New Covid-19 hospitalizations, deaths stabilized; 4,289 reported dead
With reporting by Janene Pieters.
At least 48 more people who tested positive for coronavirus were hospitalized in the Netherlands on Thursday, according to data released by public health agency RIVM on Friday. The data showed that 487 hospitalizations took place in the past week, about 52 percent fewer than the 1,010 admissions which occurred the previous week.
In total, 10,281 people who tested positive for the virus were known to have been hospitalized, an increase of 123 from data released on Thursday. That increase reflects people admitted to hospital from March 16 up to and including Friday, numbers which change and develop as more people are tested and more information from medical facilities is conveyed to the RIVM over time.
Some 27 people are known to have died on Thursday, and 86 on Wednesday, which was more than twice as high as preliminary information showed. At least 619 people with a coronavirus infection died in the past week, down from 895 the week prior.
At least 4,289 people in the Netherlands with a positive coronavirus test have died since the end of February. That is an increase of 112 over data released on Thursday, with new figures from reported deaths dating between March 19 and April 24.

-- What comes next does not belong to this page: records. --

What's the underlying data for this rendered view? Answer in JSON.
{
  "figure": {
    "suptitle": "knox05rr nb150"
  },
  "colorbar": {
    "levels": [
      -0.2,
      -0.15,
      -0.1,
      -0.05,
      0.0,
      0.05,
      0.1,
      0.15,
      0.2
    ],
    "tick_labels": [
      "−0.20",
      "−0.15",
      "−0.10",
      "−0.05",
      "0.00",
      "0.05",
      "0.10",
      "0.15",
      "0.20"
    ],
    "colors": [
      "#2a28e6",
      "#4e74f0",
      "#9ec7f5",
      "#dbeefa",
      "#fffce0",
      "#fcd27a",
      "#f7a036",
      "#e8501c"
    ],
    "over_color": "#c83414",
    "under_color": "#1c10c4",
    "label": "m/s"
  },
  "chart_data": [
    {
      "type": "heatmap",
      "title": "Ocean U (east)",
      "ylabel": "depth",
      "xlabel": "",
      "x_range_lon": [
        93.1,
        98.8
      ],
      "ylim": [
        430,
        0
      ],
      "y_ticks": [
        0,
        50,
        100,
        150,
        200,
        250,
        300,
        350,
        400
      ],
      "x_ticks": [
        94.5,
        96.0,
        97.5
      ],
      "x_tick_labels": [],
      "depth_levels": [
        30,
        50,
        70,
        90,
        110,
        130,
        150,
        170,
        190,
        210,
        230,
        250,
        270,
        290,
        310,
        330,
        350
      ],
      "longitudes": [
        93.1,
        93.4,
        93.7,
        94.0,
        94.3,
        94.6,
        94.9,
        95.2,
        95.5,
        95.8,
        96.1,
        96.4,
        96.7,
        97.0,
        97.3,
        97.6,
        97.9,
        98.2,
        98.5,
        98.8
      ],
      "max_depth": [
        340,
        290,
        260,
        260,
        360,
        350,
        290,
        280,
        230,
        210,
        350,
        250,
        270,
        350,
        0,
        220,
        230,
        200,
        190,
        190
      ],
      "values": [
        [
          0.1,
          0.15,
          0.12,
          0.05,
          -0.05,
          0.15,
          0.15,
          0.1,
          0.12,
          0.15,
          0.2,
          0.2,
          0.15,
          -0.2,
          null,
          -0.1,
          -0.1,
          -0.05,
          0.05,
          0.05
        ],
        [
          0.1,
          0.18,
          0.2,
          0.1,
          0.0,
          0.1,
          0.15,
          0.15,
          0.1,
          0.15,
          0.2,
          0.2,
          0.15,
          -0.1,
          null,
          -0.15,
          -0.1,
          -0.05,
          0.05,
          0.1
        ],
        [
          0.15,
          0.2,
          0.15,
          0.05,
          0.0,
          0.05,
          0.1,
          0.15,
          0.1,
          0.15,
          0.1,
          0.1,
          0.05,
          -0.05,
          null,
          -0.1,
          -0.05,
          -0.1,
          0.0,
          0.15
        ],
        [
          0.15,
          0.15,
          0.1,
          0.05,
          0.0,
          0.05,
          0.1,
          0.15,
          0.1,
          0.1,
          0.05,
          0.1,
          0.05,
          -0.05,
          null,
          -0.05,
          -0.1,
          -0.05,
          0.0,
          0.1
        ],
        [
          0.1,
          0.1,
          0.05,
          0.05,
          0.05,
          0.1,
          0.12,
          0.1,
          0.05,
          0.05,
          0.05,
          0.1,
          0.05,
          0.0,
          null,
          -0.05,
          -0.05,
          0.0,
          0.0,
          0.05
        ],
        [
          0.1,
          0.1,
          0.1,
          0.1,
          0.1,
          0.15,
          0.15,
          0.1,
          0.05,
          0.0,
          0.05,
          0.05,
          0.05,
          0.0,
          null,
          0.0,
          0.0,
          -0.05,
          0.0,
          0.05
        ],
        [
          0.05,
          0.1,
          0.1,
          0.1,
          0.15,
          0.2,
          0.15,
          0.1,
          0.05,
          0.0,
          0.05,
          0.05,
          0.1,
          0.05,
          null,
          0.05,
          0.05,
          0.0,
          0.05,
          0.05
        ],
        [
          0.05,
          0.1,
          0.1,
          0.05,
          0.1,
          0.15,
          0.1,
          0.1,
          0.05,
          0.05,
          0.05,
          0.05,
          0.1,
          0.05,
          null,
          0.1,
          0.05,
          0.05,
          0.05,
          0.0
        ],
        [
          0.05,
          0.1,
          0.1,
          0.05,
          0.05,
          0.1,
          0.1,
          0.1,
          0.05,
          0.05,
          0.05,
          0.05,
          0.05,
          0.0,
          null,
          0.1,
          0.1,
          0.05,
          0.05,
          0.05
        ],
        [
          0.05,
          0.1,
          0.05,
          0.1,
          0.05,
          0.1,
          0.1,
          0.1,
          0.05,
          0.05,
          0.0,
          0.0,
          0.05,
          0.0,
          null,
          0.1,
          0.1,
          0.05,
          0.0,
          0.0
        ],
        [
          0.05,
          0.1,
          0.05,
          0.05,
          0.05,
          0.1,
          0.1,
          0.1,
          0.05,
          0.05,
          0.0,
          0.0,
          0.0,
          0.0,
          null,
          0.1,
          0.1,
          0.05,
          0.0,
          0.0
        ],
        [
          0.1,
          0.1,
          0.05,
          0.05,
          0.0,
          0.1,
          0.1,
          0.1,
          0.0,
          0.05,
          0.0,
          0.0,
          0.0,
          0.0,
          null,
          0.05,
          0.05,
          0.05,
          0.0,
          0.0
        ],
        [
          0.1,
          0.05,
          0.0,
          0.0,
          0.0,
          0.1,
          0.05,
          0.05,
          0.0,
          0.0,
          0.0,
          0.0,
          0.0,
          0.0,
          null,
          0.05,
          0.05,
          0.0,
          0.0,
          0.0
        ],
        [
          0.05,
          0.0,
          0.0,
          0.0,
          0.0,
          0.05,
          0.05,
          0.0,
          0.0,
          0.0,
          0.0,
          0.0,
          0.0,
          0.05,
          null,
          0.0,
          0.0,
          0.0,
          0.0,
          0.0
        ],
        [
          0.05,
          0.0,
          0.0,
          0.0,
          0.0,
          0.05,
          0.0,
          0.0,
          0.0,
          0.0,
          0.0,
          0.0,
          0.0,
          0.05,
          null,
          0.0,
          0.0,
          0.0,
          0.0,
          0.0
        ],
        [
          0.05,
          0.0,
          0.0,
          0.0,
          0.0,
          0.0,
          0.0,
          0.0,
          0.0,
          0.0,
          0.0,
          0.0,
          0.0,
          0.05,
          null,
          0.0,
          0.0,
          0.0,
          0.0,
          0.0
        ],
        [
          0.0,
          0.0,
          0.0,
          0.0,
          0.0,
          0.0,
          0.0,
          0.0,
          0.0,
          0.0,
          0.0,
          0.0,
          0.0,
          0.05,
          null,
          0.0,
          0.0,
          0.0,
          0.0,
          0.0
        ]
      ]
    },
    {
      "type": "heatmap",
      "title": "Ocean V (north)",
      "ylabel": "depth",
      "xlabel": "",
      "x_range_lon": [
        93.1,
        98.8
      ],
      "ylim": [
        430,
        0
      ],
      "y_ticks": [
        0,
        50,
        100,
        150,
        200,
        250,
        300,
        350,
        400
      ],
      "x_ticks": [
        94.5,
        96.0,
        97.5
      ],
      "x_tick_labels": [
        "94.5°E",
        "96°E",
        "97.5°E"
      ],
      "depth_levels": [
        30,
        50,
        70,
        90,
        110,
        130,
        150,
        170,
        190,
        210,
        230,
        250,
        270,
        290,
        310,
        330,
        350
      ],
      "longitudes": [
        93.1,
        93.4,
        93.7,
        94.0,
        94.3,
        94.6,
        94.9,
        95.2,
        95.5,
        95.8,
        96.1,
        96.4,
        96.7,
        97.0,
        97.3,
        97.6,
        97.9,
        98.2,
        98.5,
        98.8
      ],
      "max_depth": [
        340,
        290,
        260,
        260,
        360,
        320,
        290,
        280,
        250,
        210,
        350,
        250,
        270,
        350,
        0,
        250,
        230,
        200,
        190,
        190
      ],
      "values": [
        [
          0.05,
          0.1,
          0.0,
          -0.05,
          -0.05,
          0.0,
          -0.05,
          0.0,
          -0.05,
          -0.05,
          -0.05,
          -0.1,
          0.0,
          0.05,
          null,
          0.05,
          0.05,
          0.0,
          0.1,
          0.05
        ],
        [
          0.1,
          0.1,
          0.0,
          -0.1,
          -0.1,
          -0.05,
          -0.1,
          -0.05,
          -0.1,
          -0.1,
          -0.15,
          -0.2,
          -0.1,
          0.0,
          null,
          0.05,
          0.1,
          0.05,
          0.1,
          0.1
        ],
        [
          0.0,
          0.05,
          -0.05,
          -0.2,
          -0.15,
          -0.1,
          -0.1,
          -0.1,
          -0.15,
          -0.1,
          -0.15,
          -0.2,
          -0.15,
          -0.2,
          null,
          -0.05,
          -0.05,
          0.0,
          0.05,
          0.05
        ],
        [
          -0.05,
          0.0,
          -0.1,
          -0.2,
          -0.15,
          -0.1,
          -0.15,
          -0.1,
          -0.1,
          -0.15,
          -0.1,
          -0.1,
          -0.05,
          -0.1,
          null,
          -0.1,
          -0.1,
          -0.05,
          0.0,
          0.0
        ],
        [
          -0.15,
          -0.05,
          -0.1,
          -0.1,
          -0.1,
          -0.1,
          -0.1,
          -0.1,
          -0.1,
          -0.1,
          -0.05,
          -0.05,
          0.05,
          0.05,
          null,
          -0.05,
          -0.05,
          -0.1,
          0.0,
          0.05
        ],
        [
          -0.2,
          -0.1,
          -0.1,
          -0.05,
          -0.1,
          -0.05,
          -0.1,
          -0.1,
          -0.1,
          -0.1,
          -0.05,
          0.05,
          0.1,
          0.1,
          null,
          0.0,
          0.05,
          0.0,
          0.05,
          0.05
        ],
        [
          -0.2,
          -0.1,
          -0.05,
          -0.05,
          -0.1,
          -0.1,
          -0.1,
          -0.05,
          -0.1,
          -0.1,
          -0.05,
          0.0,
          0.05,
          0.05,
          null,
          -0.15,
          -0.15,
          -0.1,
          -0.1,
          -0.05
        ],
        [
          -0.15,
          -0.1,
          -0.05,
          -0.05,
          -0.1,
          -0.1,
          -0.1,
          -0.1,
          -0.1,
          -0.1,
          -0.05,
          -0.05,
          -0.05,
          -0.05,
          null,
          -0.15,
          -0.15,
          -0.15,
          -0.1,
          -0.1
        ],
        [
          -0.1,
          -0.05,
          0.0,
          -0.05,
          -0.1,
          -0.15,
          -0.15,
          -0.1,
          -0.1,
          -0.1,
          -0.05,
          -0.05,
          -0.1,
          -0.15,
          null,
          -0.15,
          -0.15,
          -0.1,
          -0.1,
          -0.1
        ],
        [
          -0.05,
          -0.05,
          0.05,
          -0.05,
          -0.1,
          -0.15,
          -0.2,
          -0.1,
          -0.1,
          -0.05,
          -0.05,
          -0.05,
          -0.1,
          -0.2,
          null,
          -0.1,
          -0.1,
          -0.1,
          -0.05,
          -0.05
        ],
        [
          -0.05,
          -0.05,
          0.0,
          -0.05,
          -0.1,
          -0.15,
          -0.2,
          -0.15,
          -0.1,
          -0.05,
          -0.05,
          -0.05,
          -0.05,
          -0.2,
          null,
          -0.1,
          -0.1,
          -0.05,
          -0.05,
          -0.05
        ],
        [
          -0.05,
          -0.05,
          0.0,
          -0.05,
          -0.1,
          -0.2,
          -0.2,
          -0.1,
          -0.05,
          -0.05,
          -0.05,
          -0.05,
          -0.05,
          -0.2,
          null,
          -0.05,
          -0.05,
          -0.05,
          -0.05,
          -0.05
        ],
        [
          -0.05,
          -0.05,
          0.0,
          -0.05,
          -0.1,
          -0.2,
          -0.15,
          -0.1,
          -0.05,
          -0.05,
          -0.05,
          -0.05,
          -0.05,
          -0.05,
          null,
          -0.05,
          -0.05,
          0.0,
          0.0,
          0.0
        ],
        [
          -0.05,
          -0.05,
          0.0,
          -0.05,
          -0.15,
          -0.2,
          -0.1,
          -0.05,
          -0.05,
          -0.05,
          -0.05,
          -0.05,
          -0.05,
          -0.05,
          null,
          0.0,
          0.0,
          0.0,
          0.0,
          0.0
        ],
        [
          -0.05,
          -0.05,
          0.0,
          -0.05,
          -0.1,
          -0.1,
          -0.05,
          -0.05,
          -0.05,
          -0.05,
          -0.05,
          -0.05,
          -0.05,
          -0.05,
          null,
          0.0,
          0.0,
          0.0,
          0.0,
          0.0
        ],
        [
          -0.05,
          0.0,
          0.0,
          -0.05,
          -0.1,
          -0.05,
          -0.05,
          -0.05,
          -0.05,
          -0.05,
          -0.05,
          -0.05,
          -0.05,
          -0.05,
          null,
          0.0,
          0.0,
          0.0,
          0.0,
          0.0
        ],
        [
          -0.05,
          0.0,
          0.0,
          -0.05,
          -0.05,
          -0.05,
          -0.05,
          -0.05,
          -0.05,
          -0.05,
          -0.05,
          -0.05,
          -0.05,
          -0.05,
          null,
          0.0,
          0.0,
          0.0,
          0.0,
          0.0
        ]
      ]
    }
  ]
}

"The actual number of people dying in the Netherlands from the consequences of the new coronavirus is higher than the reported numbers published daily by the RIVM," the health agency said in a statement. "Not all people who die in the Netherlands have been tested for COVID-19," the RIVM continued. It said that a "significant portion of the excess mortality" observed since the coronavirus epidemic was first identified in the Netherlands is likely to be linked to Covid-19 as investigation into individual causes of death continues.
"The mortality rate is decreasing in the third week of April, according to data from Statistics Netherlands and RIVM."
To date, 36,535 have tested positive for coronavirus in the Netherlands. The RIVM said that 193,950 people have been tested for an infection.
The government is currently scrambling for an app that can take over the so-called "contact research" from the GGD. That is the research to find out exactly who a person with the coronavirus had contact with. The idea is that the app will send a message to every phone that was in the patient's vicinity, warning them that they had contact with a coronavirus patient and may be infected themselves. A popular way being considered is using the unique Bluetooth ID code each phone has for this.
Bluetooth inventor, Dutch Jaap Haartsen, does not think his technology is accurate enough to use in such an app, he said to website Computable. The range of Bluetooth signals can lead to unreliable results. He also called the Dutch approach to the coronavirus app sad and amateurish. "Both how the government has handled this and how society now deals with it. It is one big media circus where 17 million experts were allowed to give their 'opinion' in a weekend. That is why I deliberately kept myself aside. It is a complicated puzzle. To expect that this could be developed within a few weeks, then you do the field a disservice."